De tal forma que parece que hemos olvidado que sin importar la distancia, lo mucho que caminemos o nademos, lo alto que escalemos o la profundidad del hoyo que hagamos en la tierra, siempre seguiremos en este planeta, en este «punto azul pálido» al que los mejores poetas aman, que los más esforzados guerreros defienden con su vida, al que los más sabios agricultores le profesan admiración y respeto. Nunca de forma más literal puede decirse que estamos todos en el mismo barco que cuando hablamos de cuidar nuestro mundo.

He aquí una causa que nos concierne a todos, quizá la única causa con el potencial de trascender clases sociales, fronteras, religiones y géneros; la de evitar la debacle de nuestro mundo y la nuestra propia; la de democratizar las culpas y darle a cada quien su fragmento de responsabilidad (a las empresas, las instituciones, a los ricos y los individuos de a pie).

Acaso hemos escuchado sobre el asunto demasiado tiempo, demasiadas veces y nos hemos hecho insensibles a su efecto.

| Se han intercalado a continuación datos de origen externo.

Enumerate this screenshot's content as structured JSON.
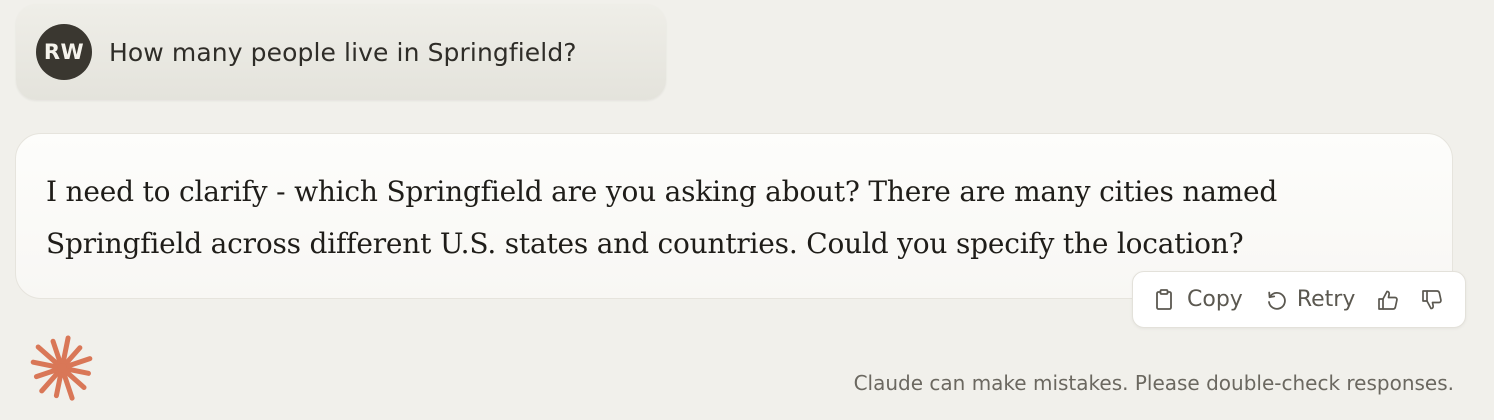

Acaso preferiríamos que un asteroide nos barra en un instante en lugar del lento y tedioso proceso de morir de sed; los fines del mundo que imagina Hollywood son, con certeza, más interesantes que éste que estamos viviendo. Que esta tormenta que se aproxima, cuyas nubes podemos ver y cuyos estragos ya sufrimos, pero que no hace una entrada espectacular en medio de una explosión. ¿Es esta la razón por la que el público permanece indiferente y aparentemente impertérrito cuando la sequía dura más de lo debido o los aguaceros pudren las cosechas? La tormenta no se aproxima, eso fue hace cuarenta años, ya está aquí pero todavía podemos hacer algo, ¿qué tiene que pasar para que nos demos cuenta?